Ranamane, “Silahları Susturmak: Afrika’nın Kalkınması için Uygun Koşullar Yaratmak” teması altında 2020’de Afrika Birliği (AfB) dönem başkanlığına seçilen Güney Afrika’nın, barışın korunmasından, çatışmaların sonlandırılmasına ve çatışma sonrası yeniden yapılanmaya kadar Afrika kıtasında çeşitli aktif roller oynadığını ifade etti.
Güney Afrika’nın, kıtanın ekonomik kalkınmasında da önemli rol üstlendiğini dile getiren Ranamane, ülkesinin 2,5 trilyon dolar ekonomik hacme sahip ve 1,2 milyar insana hizmet veren Afrika Kıtasal Serbest Ticaret Bölgesi’nin (AfCFTA) hayata geçilmesine aracılık ettiğini belirtti.
Ranamane, Güney Afrika’nın dış politikada Türkiye ile birçok ortak noktası olduğunu vurgulayarak, ülkesinin efsanevi lideri Nelson Mandela’nın “Filistin özgür olmadıkça, Güney Afrika’nın özgürlüğü tamamlanmamıştır” sözlerini hatırlattı.

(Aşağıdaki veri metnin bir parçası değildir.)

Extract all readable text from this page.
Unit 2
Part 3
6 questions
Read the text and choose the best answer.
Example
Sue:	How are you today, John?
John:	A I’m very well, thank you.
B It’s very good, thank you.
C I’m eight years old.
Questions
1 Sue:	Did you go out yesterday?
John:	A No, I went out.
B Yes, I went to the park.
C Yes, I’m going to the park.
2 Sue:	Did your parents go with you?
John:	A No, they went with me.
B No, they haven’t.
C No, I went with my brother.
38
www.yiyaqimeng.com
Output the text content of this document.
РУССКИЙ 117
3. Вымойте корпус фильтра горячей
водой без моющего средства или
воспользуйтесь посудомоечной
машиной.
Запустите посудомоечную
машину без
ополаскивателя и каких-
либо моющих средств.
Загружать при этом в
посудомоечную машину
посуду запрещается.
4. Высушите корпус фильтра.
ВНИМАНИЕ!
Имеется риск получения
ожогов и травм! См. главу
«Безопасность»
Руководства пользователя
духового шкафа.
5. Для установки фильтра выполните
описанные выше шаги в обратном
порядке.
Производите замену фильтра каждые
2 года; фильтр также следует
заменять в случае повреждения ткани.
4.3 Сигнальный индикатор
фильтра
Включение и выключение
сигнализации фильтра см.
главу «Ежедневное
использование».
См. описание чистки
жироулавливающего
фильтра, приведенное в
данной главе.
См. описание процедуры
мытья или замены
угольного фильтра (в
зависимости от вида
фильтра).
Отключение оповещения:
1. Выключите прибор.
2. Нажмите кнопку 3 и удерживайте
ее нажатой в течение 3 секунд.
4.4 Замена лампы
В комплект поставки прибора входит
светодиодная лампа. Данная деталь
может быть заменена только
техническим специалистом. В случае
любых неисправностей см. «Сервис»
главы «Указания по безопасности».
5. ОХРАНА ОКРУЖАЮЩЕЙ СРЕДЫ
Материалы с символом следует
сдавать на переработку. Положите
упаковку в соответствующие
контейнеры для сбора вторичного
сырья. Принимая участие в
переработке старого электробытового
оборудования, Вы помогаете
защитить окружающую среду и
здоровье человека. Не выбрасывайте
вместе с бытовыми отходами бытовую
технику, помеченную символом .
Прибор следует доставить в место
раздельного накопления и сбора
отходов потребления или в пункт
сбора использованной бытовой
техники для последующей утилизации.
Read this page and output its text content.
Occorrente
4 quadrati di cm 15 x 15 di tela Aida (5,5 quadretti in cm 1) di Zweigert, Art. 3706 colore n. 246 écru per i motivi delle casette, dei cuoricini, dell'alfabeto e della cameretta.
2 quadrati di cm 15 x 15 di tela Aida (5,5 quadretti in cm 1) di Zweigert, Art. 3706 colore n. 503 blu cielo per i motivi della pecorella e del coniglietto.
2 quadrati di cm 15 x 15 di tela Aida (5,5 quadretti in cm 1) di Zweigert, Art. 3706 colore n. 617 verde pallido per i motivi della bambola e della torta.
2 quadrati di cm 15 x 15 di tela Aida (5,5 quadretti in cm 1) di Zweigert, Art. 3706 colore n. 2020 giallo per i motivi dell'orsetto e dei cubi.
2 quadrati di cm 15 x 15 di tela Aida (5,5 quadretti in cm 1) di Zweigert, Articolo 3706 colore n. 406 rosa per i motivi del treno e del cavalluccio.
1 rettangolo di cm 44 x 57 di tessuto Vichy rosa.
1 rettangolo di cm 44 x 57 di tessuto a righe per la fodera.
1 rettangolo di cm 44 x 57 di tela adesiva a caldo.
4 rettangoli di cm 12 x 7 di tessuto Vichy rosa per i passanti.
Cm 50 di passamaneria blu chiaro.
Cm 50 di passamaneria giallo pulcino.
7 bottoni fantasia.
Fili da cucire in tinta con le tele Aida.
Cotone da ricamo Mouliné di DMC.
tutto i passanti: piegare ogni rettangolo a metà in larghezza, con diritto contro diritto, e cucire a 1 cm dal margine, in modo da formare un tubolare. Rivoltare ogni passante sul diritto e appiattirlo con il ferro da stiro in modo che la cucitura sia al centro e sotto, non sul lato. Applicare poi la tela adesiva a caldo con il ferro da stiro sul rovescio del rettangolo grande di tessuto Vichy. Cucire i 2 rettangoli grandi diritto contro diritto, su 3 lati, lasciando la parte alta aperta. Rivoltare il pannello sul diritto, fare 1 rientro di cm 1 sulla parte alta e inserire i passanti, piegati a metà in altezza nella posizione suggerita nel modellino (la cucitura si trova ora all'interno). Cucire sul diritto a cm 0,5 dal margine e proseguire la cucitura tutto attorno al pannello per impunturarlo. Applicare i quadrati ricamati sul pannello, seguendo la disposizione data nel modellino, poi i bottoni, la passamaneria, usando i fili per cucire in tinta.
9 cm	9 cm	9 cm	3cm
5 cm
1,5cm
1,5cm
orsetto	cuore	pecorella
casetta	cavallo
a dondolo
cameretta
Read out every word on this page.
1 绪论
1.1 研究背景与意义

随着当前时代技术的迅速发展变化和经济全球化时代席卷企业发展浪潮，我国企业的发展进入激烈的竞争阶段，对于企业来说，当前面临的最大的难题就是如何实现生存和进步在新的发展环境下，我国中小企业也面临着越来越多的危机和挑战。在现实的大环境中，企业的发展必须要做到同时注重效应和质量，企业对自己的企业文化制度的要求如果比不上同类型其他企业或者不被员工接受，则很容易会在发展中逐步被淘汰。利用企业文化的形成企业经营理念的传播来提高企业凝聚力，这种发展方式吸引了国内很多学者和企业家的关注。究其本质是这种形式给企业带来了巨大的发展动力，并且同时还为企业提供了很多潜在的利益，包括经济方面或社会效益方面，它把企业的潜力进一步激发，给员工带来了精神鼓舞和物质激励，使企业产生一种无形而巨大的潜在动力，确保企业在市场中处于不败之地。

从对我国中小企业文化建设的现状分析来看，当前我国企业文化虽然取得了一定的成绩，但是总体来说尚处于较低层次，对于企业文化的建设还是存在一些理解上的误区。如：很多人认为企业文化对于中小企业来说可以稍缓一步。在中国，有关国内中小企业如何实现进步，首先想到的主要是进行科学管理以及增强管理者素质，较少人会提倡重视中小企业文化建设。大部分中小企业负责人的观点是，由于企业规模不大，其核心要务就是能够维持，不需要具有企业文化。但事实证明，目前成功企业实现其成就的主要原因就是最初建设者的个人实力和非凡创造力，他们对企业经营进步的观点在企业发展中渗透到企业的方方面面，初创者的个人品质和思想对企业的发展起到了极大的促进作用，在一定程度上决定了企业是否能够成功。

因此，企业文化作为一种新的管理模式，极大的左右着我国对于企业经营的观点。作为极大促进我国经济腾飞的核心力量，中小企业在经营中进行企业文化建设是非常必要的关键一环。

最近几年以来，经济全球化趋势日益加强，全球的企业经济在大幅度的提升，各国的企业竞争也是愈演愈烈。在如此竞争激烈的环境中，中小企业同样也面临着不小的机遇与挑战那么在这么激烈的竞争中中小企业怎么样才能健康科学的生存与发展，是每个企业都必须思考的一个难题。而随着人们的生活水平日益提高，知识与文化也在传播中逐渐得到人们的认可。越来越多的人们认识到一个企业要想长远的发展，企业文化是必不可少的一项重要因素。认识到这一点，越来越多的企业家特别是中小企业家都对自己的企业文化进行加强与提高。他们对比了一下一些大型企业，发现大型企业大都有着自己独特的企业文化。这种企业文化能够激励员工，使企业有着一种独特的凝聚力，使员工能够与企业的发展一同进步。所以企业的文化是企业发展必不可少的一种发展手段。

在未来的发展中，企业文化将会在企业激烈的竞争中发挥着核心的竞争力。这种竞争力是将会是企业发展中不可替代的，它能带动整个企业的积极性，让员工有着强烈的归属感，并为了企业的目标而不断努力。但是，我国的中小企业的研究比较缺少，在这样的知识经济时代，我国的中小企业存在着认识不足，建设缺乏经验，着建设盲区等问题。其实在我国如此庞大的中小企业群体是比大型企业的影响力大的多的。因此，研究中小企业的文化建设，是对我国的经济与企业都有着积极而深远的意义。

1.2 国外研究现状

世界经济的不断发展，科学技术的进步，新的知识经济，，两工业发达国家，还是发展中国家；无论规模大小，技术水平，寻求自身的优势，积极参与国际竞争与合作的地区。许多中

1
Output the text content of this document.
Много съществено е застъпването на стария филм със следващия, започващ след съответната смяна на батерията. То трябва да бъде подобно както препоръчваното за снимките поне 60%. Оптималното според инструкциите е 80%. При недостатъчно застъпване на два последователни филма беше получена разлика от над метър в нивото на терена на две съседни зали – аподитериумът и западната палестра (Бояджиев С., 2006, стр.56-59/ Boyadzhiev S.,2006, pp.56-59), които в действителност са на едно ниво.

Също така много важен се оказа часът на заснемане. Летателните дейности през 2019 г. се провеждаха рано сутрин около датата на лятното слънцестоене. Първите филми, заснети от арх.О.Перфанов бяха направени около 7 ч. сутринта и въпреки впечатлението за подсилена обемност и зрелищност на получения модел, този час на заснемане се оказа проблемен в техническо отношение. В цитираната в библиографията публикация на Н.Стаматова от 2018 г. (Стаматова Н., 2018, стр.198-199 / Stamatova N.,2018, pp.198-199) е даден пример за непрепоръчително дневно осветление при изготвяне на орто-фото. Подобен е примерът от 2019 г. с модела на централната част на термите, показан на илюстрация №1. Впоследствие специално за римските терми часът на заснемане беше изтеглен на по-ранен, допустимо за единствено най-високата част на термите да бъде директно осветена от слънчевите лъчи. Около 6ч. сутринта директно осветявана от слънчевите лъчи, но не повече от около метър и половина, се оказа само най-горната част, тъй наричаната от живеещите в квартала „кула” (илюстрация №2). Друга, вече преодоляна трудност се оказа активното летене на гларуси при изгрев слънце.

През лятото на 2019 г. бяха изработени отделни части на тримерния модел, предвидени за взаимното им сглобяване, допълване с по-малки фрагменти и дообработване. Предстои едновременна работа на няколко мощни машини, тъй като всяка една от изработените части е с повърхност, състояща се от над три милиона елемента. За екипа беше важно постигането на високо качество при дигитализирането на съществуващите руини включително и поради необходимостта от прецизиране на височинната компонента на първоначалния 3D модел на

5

Güney Afrika’ya 30 güne kadar vizesiz seyahat
Hatırı sayılır sayıda Türk vatandaşının Güney Afrika’da ikamet ettiği belirten Ranamane, “Çok ırklı bir toplum olarak, ülkede yaşayan yabancıların da yavaş yavaş Güney Afrika toplumlarının ayrılmaz bir parçası haline geldiğini gözlemliyoruz.” dedi.
Ranamane, Güney Afrikalıların da Türkiye’ye özel ilgi gösterdiğini dile getirerek, “Kültürlerimizin bütünleşmesini artırdığımızda, birçok Güney Afrikalının Antalya’dan Bodrum’dan ayrılmayı reddettiğini deneyimleyeceğiz.” diye konuştu.
Eşsiz doğası ve kumsallarıyla Güney Afrika’nın da dünyanın en önemli turizm merkezlerinden biri olduğunu kaydeden Ranamane, yeni tip koronavirüs (Kovid-19) salgını öncesi her yıl binlerce Türk turistin ülkeyi ziyaret ettiğini belirtti.
Vize departmanının, Büyükelçiliğin en yoğun departmanı olmasının iki ülke arasındaki hareketliliğin bir göstergesi olduğuna işaret eden Ranamane, “Ancak Türk vatandaşlarının turizm amaçlı Güney Afrika’yı ziyaret etmek için 30 güne kadar vizeye ihtiyaçları olmadığını bir kez daha hatırlatmak isterim.” ifadesini kullandı.